In vitro Antioxidant Properties of Certain Indigenous Medicinal Plants From Western Ghats of India

A. Doss Department of Microbiology, RVS College of Arts and Science, Coimbatore Tamilnadu India

A. Pichai Anthony Doss Department of Microbiology, RVS College of Arts and Science, Coimbatore Tamilnadu India

R. Dhanabalan Department of Microbiology, RVS College of Arts and Science, Coimbatore Tamilnadu India

Citation: A. Doss, A. Pichai Anthony Doss, R. Dhanabalan: In vitro Antioxidant Properties of Certain Indigenous Medicinal Plants From Western Ghats of India. The Internet Journal of Nutrition and Wellness. 2009 Volume 7 Number 1

Abstract

Antioxidant activity (DPPH & reducing power assay), Asteracantha longifolia, Delonix elata, Passiflora edulis

Introduction

Nature still serves as the man's primary source for the cure of his ailments. The majority of the rich diversity of Indian medicinal plants is yet to be scientifically evaluated for such properties. However, the potential of higher plants as source for new drugs is still largely explored (Oke et al., 2002). The free radicals are chemical species, capable of independent existence; posses an unpaired electron on an orbital. They occur in the form of Superoxide, Hydroxyl radical (OH) and Peroxide ion (HO₂-).They are also known as Reactive Oxygen Species (ROS) or Reactive Oxygen Metabolite (ROM). These radicals are produced by body's normal use of oxygen and are also generated through environmental pollutants, cigarette smoke, automobile exhaust fumes, radiation, air pollution, pesticides, etc (Tiwari, 2001& Aqil et al.,2006). Mammalian cells possess elaborate defense mechanisms for radical detoxification. Key metabolic steps are superoxide dismutase (SOD), catalase (CAT), and glutathione peroxidase (GPX), which destroy toxic peroxides. In addition to antioxidant enzymes, nonenzymatic molecules, including thioredoxin, thiols, and disulfide-bonding play important roles in antioxidant defense systems.

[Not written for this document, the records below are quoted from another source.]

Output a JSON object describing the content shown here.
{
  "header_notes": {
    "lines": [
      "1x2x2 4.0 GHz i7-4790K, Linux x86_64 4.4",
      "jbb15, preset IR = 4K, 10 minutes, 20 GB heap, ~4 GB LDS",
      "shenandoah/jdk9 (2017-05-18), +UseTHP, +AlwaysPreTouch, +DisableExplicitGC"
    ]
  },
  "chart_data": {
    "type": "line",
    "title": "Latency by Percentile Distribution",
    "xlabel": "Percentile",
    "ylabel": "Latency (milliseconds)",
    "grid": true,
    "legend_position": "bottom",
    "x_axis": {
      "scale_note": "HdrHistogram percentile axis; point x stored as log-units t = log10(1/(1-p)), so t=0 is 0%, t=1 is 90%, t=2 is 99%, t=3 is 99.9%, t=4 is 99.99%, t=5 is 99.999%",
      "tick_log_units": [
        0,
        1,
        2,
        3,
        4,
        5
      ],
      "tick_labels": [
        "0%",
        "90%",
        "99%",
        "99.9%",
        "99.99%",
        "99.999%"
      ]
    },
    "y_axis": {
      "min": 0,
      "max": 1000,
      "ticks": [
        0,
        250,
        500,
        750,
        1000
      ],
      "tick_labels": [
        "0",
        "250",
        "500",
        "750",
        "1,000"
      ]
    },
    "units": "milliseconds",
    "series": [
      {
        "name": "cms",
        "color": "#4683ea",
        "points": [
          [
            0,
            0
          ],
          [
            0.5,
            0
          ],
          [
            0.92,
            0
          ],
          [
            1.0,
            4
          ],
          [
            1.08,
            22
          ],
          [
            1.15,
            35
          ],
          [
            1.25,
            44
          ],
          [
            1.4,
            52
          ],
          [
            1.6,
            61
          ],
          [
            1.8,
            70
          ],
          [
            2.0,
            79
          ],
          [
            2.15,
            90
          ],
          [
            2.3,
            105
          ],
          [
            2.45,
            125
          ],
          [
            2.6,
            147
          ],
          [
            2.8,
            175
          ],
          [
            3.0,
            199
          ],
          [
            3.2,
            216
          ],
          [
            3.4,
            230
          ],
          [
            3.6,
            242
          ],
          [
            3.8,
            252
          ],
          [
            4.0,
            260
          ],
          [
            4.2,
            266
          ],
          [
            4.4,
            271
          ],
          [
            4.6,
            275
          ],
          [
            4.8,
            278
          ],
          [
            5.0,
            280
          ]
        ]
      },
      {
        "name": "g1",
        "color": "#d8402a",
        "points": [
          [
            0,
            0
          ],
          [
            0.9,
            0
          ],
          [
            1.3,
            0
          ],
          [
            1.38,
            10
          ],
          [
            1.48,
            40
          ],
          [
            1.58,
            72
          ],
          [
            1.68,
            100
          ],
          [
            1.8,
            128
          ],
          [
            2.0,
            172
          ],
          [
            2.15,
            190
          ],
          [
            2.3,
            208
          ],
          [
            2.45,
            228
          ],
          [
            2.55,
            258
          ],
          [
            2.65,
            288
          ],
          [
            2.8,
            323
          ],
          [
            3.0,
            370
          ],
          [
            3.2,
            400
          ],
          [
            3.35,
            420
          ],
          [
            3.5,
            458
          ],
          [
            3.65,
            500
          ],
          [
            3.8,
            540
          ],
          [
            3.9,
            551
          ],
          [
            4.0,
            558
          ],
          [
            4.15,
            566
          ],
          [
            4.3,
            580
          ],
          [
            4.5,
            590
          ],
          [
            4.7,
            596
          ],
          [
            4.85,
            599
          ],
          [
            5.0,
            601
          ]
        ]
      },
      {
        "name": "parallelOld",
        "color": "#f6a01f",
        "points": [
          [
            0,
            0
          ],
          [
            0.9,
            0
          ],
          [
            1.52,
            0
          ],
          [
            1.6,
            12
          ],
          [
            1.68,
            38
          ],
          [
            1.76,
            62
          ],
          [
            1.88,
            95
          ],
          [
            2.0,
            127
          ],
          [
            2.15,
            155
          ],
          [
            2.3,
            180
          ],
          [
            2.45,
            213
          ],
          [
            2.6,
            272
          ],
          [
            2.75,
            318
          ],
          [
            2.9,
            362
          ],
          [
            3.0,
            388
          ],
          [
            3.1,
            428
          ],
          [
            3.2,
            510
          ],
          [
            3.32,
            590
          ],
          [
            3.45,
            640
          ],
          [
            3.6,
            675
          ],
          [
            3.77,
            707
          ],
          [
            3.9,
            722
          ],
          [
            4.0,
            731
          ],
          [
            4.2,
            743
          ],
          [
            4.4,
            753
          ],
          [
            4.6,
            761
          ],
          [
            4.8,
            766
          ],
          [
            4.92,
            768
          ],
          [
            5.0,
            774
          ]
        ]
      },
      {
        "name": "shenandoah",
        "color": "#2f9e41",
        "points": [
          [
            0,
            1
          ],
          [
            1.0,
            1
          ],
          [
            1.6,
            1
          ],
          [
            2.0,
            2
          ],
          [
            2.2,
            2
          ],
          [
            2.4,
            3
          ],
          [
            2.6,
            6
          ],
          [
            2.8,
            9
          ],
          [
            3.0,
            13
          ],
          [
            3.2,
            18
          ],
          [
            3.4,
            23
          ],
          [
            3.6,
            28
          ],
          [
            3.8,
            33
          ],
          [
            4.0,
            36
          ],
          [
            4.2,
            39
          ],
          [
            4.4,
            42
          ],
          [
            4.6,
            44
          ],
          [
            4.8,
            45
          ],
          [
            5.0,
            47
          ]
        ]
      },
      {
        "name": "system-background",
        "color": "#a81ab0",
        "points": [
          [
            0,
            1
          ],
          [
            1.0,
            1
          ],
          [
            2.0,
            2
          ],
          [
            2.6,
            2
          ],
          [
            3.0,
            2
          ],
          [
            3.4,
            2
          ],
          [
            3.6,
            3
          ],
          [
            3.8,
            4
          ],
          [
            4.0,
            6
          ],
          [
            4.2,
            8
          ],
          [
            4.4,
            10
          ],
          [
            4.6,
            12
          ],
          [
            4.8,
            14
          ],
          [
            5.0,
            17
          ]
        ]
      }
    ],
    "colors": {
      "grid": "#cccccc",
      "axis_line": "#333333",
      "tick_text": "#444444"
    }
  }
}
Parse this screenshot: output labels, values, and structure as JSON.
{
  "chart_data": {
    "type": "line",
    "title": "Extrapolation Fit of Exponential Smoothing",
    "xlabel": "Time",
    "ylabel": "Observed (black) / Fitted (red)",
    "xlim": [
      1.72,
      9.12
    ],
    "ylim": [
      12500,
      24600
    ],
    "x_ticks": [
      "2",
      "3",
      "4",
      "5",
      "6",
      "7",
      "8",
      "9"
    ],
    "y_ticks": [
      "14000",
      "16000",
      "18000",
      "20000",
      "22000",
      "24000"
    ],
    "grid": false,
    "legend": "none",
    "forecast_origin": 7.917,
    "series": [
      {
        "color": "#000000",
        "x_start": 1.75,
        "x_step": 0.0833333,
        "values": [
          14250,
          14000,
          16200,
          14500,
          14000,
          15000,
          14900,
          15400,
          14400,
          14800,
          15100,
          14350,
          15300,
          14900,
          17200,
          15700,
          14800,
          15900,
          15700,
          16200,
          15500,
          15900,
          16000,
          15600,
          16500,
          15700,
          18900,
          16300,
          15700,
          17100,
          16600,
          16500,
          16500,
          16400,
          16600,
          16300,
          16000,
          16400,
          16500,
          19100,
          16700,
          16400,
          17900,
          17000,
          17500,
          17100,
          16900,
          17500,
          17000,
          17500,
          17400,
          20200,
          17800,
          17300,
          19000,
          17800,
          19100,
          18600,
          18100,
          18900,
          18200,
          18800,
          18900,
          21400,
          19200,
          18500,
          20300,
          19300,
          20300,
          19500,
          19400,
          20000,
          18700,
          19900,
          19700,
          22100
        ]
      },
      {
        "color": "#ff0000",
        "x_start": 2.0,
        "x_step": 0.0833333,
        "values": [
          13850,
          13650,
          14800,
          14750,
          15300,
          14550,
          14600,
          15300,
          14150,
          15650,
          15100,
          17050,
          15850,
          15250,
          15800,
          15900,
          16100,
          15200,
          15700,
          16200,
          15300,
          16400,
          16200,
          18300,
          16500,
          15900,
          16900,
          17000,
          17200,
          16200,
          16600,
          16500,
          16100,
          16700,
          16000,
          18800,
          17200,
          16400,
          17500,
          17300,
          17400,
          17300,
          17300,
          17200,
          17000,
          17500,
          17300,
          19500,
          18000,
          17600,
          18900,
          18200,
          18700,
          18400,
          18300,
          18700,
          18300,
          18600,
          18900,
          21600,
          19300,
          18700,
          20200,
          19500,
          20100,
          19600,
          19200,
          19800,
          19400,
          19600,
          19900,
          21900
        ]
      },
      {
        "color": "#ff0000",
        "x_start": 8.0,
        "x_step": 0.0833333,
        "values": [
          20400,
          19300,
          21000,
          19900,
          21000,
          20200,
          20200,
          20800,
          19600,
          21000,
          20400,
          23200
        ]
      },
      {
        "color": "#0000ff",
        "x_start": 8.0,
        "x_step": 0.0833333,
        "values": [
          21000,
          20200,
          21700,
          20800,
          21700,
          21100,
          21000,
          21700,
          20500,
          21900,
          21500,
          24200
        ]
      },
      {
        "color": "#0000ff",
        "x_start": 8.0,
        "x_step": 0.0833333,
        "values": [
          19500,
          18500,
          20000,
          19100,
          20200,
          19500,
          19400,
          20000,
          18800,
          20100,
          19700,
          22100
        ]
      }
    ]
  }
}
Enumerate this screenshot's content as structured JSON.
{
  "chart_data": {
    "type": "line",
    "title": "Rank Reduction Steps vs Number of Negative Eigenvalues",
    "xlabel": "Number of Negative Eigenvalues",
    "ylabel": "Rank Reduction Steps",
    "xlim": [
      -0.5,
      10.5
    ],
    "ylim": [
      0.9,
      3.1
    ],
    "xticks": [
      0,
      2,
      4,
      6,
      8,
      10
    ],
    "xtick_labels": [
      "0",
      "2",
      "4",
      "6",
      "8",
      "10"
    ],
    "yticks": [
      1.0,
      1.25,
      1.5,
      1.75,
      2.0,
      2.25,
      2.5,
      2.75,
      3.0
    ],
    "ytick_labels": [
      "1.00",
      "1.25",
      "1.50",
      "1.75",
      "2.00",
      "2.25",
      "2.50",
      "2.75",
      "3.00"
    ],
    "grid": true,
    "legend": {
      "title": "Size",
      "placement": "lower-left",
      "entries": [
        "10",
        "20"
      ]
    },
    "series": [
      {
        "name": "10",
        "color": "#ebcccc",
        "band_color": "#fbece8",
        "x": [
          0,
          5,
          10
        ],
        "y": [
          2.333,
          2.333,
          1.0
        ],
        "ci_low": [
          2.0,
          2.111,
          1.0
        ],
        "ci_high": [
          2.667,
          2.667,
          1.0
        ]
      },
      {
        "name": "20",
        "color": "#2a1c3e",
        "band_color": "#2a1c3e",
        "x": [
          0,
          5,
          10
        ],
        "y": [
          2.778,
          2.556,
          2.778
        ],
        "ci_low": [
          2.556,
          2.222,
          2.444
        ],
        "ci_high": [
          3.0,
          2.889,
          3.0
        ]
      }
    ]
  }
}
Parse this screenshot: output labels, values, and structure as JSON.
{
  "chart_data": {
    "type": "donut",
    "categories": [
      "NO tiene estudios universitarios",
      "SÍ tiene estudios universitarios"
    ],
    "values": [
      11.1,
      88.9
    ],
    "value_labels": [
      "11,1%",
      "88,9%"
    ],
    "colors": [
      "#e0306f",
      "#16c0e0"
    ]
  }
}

Some of the compounds are of an exogenous nature and are obtained from food, such as a-tocopherol, b-carotene, and ascorbic acid, and such micronutrient elements as zinc and selenium (Aqil et al .,2006). The medicinal properties of plants have been investigated in the recent scientific developments throughout the world ,due to their potential antioxidant activities, no side effects and economic viability (Auudy et al .,2003).The majority of the active antioxidant compounds flavonoids, isoflavones, flavones, anthocyanins, coumarins, lignans, catechins, and isocatechins. In addition to the above compounds found in natural foods, vitamins C and E, b-carotene, and a-tocopherol are known to possess antioxidant potential (Prior RL., 2003, Luo et al., 2004, Kapoor et al., 2002).Recently there has been an upsurge of interest in the therapeutic potentials of medicinal plants as antioxidants in reducing such free radical induced tissue injury (Pormouard et al., 2006). This paper reports screening of the antioxidant assay of certain indigenous medicinal plants of Western Ghats of India.

Materials and Methods

Plant Material

Plant samples of the selected species viz. Asteracantha longifolia, Delonix elata and Passiflora edulis were collected from Coimbatore region of Western Ghats, Tamilnadu. Further identified by DR. Sampath Kumar, Botanical Survey of India (Southern Circle), Coimbatore and voucher specimens were deposited at RVS Pharmaceutical College, Coimbatore. Leaves were separated and dried under shade for three days. Dried leaf samples were ground into a uniform powder using a blender and stored in polythene bags at room temperature.

Preparation of extracts

25 g of the dried powdered samples from Asteracantha longifolia, Delonix elata and Passiflora edulis species were taken separately in a paper cone and placed into Soxhlet apparatus. 100ml of methanol a polar solvent was taken in the round bottom flask attached to the Soxhlet apparatus. A condenser was attached to this set up .Then the whole set up was placed on a heating mantle. The temperature was set in the range of 25-30o C. Methanol gets vaporized and rises up to the condenser where it condenses back into liquid. This liquid falls into the plant sample in the cone and extracts certain compounds and falls back into the round bottom flask. This process was continued till all the compounds that can be extracted from the plant by ether gets extracted and finally only clear liquid of ether starts falling into the round bottom flask. The extracts got from the above process was evaporated over night and stored in screw cap vials.

Antioxidant assay

The antioxidant activity of Plant extracts were determined by different in-vitro methods such as, the DPPH free radical scavenging assay and reducing power methods. The different extracts were dissolved in methanol at the concentration of 2mg/ml. all the assays were carried out in triplicate and average value was considered.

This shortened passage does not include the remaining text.